Başka cinayetler de işlediği anlaşılan Manson çetesi, 1970’de yargılanmaya başlamış. Sharon Tate davasının görüldüğü mahkemedeki konuşmaları ile adeta bir fenomen haline gelen Charles Manson kendisine çok sayıda hayran edinmiş. İlk başta idam cezası ile yargılanan Manson ve müritleri için çok sayıda kampanya düzenlenmiş. Daha sonra ise Manson ve 4 arkadaşının cezaları, yapılan bir yasa değişikliği nedeniyle ömür boyu hapse çevrilmiş. Şu anda dünyanın en ünlü seri katili olarak bilinen Manson için çeşitli fan kulüpler bulunmakta, caninin hayran kitlesi Manson’un serbest bırakılmasını istemektedir.
Yıllardır hapishanede olmasına rağmen hiçbir zaman unutulmayan Manson, ününü yazdığı kitaplar ve şarkılarla pekiştirdi. Örneğin; 1970 yılında Manson’un şarkılarından oluşan Lie: The Love & Terror Cult isimli albüm yayınlanmdı. Ayrıca Guns N’ Roses grubu 1993 yılında çıkardığı albümde, Manson’un “Look at Your Game, Girl” isimli şarkısını seslendirdi. Ünlü şarkıcı Marilyn Manson’un da ismini Hollywood yıldızı Marilyn Monroe ve seri katilden aldığı biliniyor.
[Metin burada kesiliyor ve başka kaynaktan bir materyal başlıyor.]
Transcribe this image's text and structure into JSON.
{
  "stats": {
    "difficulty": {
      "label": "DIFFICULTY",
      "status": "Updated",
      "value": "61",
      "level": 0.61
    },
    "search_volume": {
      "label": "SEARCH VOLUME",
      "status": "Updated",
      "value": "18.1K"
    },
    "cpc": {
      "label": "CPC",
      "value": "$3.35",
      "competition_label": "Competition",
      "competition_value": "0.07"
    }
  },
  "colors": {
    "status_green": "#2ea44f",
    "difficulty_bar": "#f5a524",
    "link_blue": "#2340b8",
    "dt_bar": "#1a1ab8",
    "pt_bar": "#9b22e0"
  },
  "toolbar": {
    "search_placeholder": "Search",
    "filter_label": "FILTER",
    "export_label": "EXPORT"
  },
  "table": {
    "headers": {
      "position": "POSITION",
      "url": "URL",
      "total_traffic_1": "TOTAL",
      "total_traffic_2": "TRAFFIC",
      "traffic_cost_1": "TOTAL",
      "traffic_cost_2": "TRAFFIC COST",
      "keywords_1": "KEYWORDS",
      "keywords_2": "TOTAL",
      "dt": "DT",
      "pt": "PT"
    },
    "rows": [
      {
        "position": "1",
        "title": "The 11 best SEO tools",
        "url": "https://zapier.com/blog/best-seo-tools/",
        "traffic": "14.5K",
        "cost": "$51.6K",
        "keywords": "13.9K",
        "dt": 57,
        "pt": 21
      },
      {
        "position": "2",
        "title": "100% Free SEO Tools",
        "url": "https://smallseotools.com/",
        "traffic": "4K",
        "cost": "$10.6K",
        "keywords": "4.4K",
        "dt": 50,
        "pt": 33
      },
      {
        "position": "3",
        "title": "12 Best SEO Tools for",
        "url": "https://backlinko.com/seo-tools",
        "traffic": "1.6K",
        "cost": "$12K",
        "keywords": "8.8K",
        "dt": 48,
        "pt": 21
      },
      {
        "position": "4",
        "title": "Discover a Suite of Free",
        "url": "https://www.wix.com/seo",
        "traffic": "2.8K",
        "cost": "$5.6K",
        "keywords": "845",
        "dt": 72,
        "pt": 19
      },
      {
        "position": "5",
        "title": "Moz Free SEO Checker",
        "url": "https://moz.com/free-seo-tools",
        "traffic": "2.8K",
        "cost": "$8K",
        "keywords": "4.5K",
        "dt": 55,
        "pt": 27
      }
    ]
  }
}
Kısacası; Charles Manson, operalara, filmlere, dizilere, şarkılara, kitaplara konu olmuş, kendisini peygamber ilan edip müritlerinin beynini yıkayan seri katil bir şehir efsanesi haline gelmiştir.
Charles Manson müritleri üzerindeki etkisiyle olduğu kadar sözleri ve ünlü savunmasıyla da hafızalara kazınmış bir seri katil. Mesela; bana yukarıdan bakarsanız aptalın tekini, aşağıdan bakarsanız tanrıyı, karşıdan bakarsanız ise kendinizi görürsünüz, sözü gibi.
Tutuklandığı günden bu yana milyonlarca hayranının mektup yolladığı Manson, Kaliforniya Hapishanesi’nde cezasını çekmeye devam etmekteyken hayatını kaybetti.
Onun müritlerinden Susan Atkins de defalarca affedilme talebinde bulunup yaptıklarından dolayı çok pişman olduğunu söylemesine rağmen isteği reddedilmiş ve 2009 yılında cezasını çekmeye devam ederken hayata veda etmişti.